Anna Maria Bernini: da Pavarotti a Fini e Berlusconi ascoltati da vicino (ma in politica prevalgono i tenori o il coro?)

Anna Maria Bernini Bovicelli, avvocato e deputato, è nata a Bologna e ha quarantatré anni. S’è occupata di casi importanti (come quello di Pavarotti, assistendo Nicoletta, la seconda moglie) prima di approdare in Parlamento. E’ portavoce, insieme con Daniele Capezzone, del Popolo della libertà. Fa parte della commissione Affari costituzionali alla Camera.  

 

E’ stato più facile sanare la controversia fra Nicoletta e Adua Pavarotti o i dissapori correnti tra Berlusconi e Fini?

“Berlusconi e Fini hanno ruoli diversi secondo la ripartizione dei poteri: uno governa, l’altro presiede la Camera dei deputati. Non c’è conflitto, ma utilità per la democrazia dal loro posizionamento. L’altra vicenda è stata semplice: far comporre ogni dissidio come avrebbe voluto il Maestro. “Non devono litigare”, fu la sua volontà. E devo dire che la posizione molto dignitosa di Adua, delle sue figlie e di Nicoletta ha reso possibile il chiarimento”.

Ma chi canta meglio tra Berlusconi e Fini?

“Fini non l’ho mai sentito cantare”.

Dicono che sia stonato…

“Impossibile. In futuro canterà. Vedrà”.

Com’era Luciano Pavarotti “ascoltato” da vicino?

“Era un uomo di valore e di valori. Un uomo attratto dalla sua terra. Un uomo che ha attinto la sua grandezza dall’umile infanzia”.

Ha un ricordo indelebile di lui, un momento che le viene subito in mente?

“Sì, una bellissima giornata a Pesaro, a tavola. Rivedo il mare alle sue spalle, rivedo il Maestro che mi viene incontro con le braccia aperte, un tipico suo gesto”.

Pavarotti cantava a tavola?

“Canticchiava con Alice, la sua bambina. Per esempio “Voglio vivere con te, col sole in fronte…”.

Per lei chi è il tenore della seconda Repubblica (escludendo Berlusconi e Fini, le voci di casa)?

“Non sento un suono particolare, piuttosto un coro bipolare. Neanche voci bianche, per la verità”.

Che mestiere è fare la portavoce del Popolo della libertà?

“Significa raccontare, a chi domanda, la politica del Pdl”.

Fare l’indovina?

“L’aruspice, dice? No, non fa per me. In realtà il mio lavoro non è complicato: rendere il più possibile evidente i lavori della commissione e dell’aula della Camera”.
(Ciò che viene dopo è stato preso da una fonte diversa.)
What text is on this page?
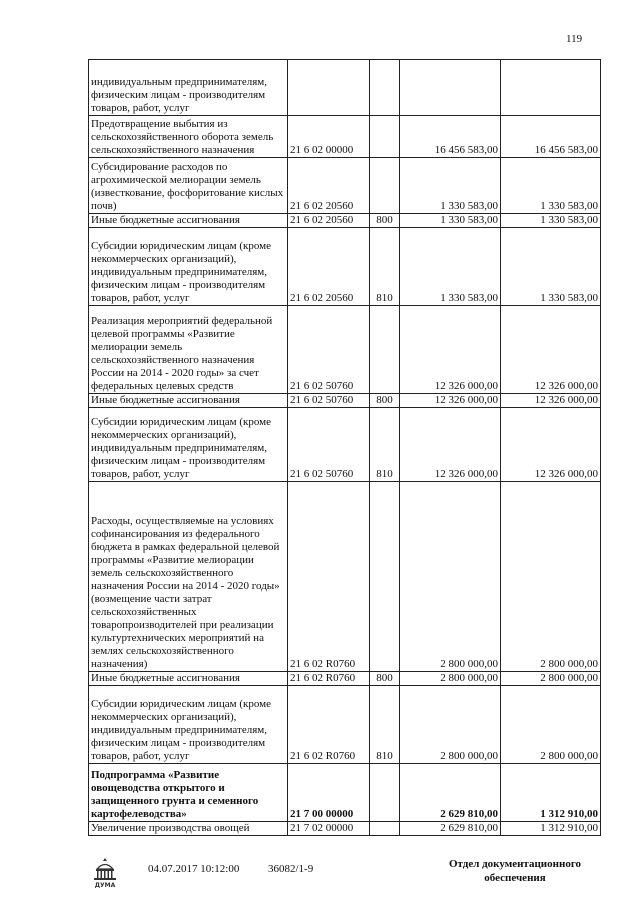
119
индивидуальным предпринимателям, физическим лицам - производителям товаров, работ, услуг				
Предотвращение выбытия из сельскохозяйственного оборота земель сельскохозяйственного назначения	21 6 02 00000		16 456 583,00	16 456 583,00
Субсидирование расходов по агрохимической мелиорации земель (известкование, фосфоритование кислых почв)	21 6 02 20560		1 330 583,00	1 330 583,00
Иные бюджетные ассигнования	21 6 02 20560	800	1 330 583,00	1 330 583,00
Субсидии юридическим лицам (кроме некоммерческих организаций), индивидуальным предпринимателям, физическим лицам - производителям товаров, работ, услуг	21 6 02 20560	810	1 330 583,00	1 330 583,00
Реализация мероприятий федеральной целевой программы «Развитие мелиорации земель сельскохозяйственного назначения России на 2014 - 2020 годы» за счет федеральных целевых средств	21 6 02 50760		12 326 000,00	12 326 000,00
Иные бюджетные ассигнования	21 6 02 50760	800	12 326 000,00	12 326 000,00
Субсидии юридическим лицам (кроме некоммерческих организаций), индивидуальным предпринимателям, физическим лицам - производителям товаров, работ, услуг	21 6 02 50760	810	12 326 000,00	12 326 000,00
Расходы, осуществляемые на условиях софинансирования из федерального бюджета в рамках федеральной целевой программы «Развитие мелиорации земель сельскохозяйственного назначения России на 2014 - 2020 годы» (возмещение части затрат сельскохозяйственных товаропроизводителей при реализации культуртехнических мероприятий на землях сельскохозяйственного назначения)	21 6 02 R0760		2 800 000,00	2 800 000,00
Иные бюджетные ассигнования	21 6 02 R0760	800	2 800 000,00	2 800 000,00
Субсидии юридическим лицам (кроме некоммерческих организаций), индивидуальным предпринимателям, физическим лицам - производителям товаров, работ, услуг	21 6 02 R0760	810	2 800 000,00	2 800 000,00
Подпрограмма «Развитие овощеводства открытого и защищенного грунта и семенного картофелеводства»	21 7 00 00000		2 629 810,00	1 312 910,00
Увеличение производства овощей	21 7 02 00000		2 629 810,00	1 312 910,00
ДУМА
04.07.2017 10:12:00	36082/1-9	Отдел документационного
обеспечения
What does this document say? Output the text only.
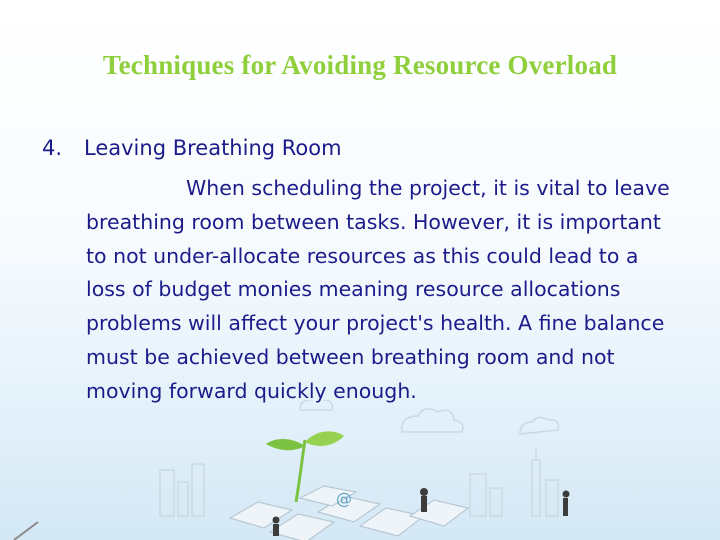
Techniques for Avoiding Resource Overload
4. Leaving Breathing Room
When scheduling the project, it is vital to leave breathing room between tasks. However, it is important to not under-allocate resources as this could lead to a loss of budget monies meaning resource allocations problems will affect your project's health. A fine balance must be achieved between breathing room and not moving forward quickly enough.
@
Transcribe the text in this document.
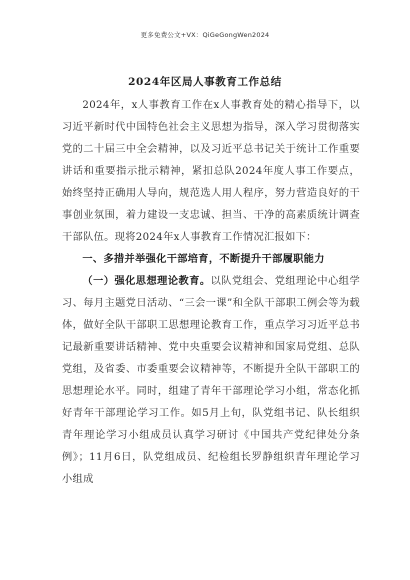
更多免费公文+VX：QiGeGongWen2024
2024年区局人事教育工作总结

2024年，x人事教育工作在x人事教育处的精心指导下，以习近平新时代中国特色社会主义思想为指导，深入学习贯彻落实党的二十届三中全会精神，以及习近平总书记关于统计工作重要讲话和重要指示批示精神，紧扣总队2024年度人事工作要点，始终坚持正确用人导向，规范选人用人程序，努力营造良好的干事创业氛围，着力建设一支忠诚、担当、干净的高素质统计调查干部队伍。现将2024年x人事教育工作情况汇报如下：

一、多措并举强化干部培育，不断提升干部履职能力

（一）强化思想理论教育。以队党组会、党组理论中心组学习、每月主题党日活动、“三会一课”和全队干部职工例会等为载体，做好全队干部职工思想理论教育工作，重点学习习近平总书记最新重要讲话精神、党中央重要会议精神和国家局党组、总队党组，及省委、市委重要会议精神等，不断提升全队干部职工的思想理论水平。同时，组建了青年干部理论学习小组，常态化抓好青年干部理论学习工作。如5月上旬，队党组书记、队长组织青年理论学习小组成员认真学习研讨《中国共产党纪律处分条例》；11月6日，队党组成员、纪检组长罗静组织青年理论学习小组成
Ma non esistono già i giornalisti per fare quella roba lì?

“Diciamo che il mio compito è a vocazione giornalistica…”.

Qual è stata la balla più difficile da imbellettare?
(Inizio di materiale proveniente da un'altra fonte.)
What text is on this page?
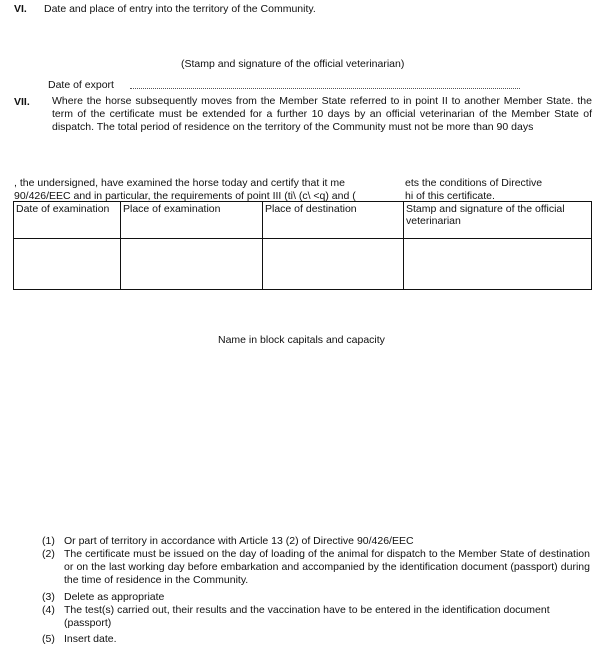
VI. Date and place of entry into the territory of the Community.
(Stamp and signature of the official veterinarian)
Date of export
VII. Where the horse subsequently moves from the Member State referred to in point II to another Member State. the term of the certificate must be extended for a further 10 days by an official veterinarian of the Member State of dispatch. The total period of residence on the territory of the Community must not be more than 90 days
, the undersigned, have examined the horse today and certify that it me	ets the conditions of Directive
90/426/EEC and in particular, the requirements of point III (ti\ (c\ <q) and (	hi of this certificate.
Date of examination	Place of examination	Place of destination	Stamp and signature of the official veterinarian

Name in block capitals and capacity
(1) Or part of territory in accordance with Article 13 (2) of Directive 90/426/EEC
(2) The certificate must be issued on the day of loading of the animal for dispatch to the Member State of destination or on the last working day before embarkation and accompanied by the identification document (passport) during the time of residence in the Community.
(3) Delete as appropriate
(4) The test(s) carried out, their results and the vaccination have to be entered in the identification document (passport)
(5) Insert date.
“Non mi è stato mai chiesto di raccontare balle, né lo farei. Racconto il partito, riferisco quello che avviene nella realtà. Contribuisco al dibattito anti-castista”.

Anti-castrista? Che c’entra quel dittatore di Fidel?

“No, intendo proprio anti-castista da casta. Noi non siamo quello che ci dipingono. La casta è pura letteratura. Qui si lavora, ci si impegna. Qui si fanno le leggi”.

Qual è il privilegio più odioso della casta?

“Lo vede che non la convinco? Ma un nostro difetto glielo riconosco volentieri: la propensione all’isolazionismo. Chi fa politica tende a rinchiudersi nel Palazzo. E questo contribuisce al pregiudizio dell’anti-politica”.

Lei è passata dall’aula dei tribunali a quella della Camera. Si sta peggio da avvocati o da deputati?

“Io non mi sento d’avere creato una continuità. Sono ambiti differenti. Adesso vivo con passione e convinzione il lavoro del Parlamento. E’ una legislatura costituente”.

Costituente?

“Decisamente sì”.

Lo sa che sono ventisei anni che le legislature, auto-proclamatesi costituenti, partoriscono topolini, anziché grandi cambiamenti?

“Invece questa sarà la volta buona. Del resto, qualcosa di importante già si è fatto. La riforma più realistica, e approvata, si chiama federalismo fiscale. Da lì si partirà per passare dall’attuale bicameralismo perfetto a due Camere che legiferanno su aspetti e con funzioni diverse. Arriveremo anche a una forma nuova di governo”.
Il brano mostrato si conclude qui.